Lissanthe is a genus of about 10 species of flowering plants in the family Ericaceae and is endemic to Australia. Plants in the genus Lissanthe are small, erect to spreading shrubs with egg-shaped to oblong leaves. Up to 17 bisexual flowers are arranged in leaf axils or on the ends of branches, the 5 petals joined at the base to form a cylindrical to urn-shaped tube with triangular lobes.

==Description==
Plants in the genus Lissanthe are small, erect to spreading shrubs with egg-shaped to oblong, petiolate leaves that are usually a paler shade of green on the lower surface. The leaves have a small point on the tip and a few parallel veins on the lower surface. Up to 17 bisexual flowers are arranged in leaf axils or on the ends of branchlets with a bract and 2 bracteoles at the base of the flowers. The 5 petals are joined at the base to form a cylindrical to urn-shaped tube that is longer than the sepals and has triangular, valvate, glabrous lobes in the bud, and spreading to curved backwards in the open flower. The style is enclosed within the petal tube and the style is lobed. The fruits is drupe with a hard covering.

==Taxonomy==
The genus Lissanthe was first formally described in 1810 by Robert Brown in his Prodromus Florae Novae Hollandiae et Insulae Van Diemen.

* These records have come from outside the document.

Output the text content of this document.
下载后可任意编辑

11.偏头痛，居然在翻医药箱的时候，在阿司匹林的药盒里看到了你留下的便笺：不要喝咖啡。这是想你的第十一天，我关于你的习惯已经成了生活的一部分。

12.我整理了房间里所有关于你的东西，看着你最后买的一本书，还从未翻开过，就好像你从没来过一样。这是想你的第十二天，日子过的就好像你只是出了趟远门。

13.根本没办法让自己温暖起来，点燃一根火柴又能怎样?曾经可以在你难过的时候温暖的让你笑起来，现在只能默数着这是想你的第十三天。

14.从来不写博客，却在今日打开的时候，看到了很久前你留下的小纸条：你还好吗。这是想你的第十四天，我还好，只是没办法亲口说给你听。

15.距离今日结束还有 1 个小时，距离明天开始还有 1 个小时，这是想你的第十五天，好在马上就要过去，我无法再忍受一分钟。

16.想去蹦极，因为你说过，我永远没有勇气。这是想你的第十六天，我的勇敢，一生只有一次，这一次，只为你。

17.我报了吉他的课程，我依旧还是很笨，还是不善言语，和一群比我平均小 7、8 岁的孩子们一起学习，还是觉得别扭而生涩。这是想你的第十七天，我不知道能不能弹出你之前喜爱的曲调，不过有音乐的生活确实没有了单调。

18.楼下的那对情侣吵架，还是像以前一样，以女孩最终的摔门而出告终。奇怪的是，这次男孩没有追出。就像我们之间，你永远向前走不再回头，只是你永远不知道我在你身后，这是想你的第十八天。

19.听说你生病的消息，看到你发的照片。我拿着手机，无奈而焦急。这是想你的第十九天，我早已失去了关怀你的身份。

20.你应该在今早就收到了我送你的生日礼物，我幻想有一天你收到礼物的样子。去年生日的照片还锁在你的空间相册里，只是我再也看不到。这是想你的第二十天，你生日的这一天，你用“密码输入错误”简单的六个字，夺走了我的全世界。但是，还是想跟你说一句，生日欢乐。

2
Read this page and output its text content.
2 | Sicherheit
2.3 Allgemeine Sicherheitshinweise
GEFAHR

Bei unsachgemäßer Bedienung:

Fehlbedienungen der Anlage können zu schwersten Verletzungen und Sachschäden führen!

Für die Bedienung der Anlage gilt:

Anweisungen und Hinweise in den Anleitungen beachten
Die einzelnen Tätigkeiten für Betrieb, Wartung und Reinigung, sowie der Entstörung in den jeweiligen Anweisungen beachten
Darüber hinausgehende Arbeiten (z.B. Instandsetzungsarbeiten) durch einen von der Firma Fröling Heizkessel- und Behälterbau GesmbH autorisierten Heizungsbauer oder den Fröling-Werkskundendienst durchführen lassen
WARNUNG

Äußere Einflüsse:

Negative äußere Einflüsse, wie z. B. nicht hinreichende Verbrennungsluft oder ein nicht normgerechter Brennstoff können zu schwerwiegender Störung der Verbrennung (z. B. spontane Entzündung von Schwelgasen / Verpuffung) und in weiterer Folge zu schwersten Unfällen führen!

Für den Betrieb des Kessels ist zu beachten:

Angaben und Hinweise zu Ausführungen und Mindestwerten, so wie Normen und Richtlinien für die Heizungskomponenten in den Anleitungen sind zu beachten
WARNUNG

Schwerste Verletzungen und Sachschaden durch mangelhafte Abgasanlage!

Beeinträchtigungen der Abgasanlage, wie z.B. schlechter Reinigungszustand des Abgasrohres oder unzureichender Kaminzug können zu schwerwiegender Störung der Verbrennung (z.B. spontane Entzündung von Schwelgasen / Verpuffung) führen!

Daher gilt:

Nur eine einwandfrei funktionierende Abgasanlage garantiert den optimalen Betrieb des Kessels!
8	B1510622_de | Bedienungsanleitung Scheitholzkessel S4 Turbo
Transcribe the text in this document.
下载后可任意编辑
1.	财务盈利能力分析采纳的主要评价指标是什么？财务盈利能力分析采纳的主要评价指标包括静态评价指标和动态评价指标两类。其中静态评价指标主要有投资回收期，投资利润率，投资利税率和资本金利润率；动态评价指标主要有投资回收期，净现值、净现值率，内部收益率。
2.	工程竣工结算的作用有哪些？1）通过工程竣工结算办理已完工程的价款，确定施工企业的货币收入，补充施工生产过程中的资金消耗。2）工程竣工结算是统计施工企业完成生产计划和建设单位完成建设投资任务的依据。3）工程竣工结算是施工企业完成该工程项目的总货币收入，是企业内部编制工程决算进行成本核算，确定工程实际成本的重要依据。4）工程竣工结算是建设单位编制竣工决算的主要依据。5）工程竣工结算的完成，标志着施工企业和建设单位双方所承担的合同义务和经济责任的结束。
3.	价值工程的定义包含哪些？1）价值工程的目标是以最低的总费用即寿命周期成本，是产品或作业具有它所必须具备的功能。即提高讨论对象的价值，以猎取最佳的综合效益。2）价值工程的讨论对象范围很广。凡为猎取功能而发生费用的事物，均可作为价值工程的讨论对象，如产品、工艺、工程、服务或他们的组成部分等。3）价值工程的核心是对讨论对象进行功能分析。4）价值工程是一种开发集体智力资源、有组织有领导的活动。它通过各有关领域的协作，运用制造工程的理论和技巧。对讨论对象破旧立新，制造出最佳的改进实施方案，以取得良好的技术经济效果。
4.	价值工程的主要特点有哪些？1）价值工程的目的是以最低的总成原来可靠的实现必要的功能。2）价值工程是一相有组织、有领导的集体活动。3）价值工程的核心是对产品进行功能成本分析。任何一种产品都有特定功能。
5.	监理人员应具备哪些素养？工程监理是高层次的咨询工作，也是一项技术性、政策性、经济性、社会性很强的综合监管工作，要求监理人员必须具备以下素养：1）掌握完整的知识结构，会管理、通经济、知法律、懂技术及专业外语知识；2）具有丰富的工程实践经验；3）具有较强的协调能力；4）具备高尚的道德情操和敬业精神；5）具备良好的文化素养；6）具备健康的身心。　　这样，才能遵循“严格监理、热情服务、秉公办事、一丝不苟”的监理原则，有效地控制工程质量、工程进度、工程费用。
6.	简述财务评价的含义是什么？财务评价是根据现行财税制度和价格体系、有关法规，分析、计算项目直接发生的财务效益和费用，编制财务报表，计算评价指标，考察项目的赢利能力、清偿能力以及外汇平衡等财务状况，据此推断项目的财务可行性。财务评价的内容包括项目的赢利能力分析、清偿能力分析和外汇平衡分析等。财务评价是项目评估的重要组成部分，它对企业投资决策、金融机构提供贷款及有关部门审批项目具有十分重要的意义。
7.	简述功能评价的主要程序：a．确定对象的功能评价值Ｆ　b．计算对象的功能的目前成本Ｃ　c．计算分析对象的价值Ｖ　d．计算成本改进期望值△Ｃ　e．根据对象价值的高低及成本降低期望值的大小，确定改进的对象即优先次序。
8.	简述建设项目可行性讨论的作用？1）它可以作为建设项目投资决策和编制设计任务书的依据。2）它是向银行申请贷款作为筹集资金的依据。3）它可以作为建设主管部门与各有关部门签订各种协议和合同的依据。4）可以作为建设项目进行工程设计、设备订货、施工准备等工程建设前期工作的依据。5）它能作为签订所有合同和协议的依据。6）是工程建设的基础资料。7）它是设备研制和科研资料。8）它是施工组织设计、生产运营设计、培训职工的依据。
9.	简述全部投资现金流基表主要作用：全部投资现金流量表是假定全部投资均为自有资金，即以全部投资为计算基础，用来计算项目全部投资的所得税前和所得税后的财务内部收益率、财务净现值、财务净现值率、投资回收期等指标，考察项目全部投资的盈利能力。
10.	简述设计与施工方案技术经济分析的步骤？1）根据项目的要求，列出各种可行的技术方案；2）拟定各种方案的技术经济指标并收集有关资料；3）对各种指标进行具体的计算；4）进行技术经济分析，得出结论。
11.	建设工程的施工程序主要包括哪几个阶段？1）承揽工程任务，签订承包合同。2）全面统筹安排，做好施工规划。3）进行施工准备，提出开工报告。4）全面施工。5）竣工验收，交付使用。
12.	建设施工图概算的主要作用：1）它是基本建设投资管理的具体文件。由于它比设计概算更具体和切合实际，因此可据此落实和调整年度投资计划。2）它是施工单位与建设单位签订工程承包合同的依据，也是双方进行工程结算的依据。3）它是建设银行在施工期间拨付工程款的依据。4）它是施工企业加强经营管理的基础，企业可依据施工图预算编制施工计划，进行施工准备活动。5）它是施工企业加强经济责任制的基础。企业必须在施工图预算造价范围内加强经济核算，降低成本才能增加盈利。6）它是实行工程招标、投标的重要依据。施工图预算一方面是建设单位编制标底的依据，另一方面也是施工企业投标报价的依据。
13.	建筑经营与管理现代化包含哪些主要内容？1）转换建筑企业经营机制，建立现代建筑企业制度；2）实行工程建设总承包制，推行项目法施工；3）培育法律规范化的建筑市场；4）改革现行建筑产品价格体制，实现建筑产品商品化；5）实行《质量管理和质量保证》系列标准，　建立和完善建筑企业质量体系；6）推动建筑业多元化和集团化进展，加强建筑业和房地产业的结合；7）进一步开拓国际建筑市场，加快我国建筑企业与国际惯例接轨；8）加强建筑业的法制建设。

The name Lissanthe means "a smooth flower", referring to the petal lobes that are not bearded.

==Species list==
The following is a list of Lissanthe species accepted by the Australian Plant Census as at February 2024:
- Lissanthe brevistyla A.R.Bean (Qld.)
- Lissanthe pleurandroides (F.Muell.) Crayn & Hislop (W.A.)
- Lissanthe pluriloculata (F.Muell.) J.M.Powell, Crayn & E.A.Br. (Qld.)
- Lissanthe powelliae Crayn & E.A.Br. (W.A.)
- Lissanthe rubicunda (F.Muell.) J.M.Powell, Crayn & E.A.Br. (W.A.)
- Lissanthe sapida R.Br. – native cranberry (N.S.W.)
- Lissanthe scabra Crayn & E.A.Br. (W.A.)
- Lissanthe strigosa (Sm.) R.Br.
  - Lissanthe strigosa (Sm.) R.Br. subsp. strigosa (N.S.W.)
  - Lissanthe strigosa subsp. subulata (R.Br.) J.M.Powell (S.A., Qld., N.S.W., A.C.T., Vic., Tas.)
- Lissanthe synandra Crayn & Hislop (W.A.)

==Distribution==
Species of Lissanthe are found in all Australian states but not in the Northern Territory.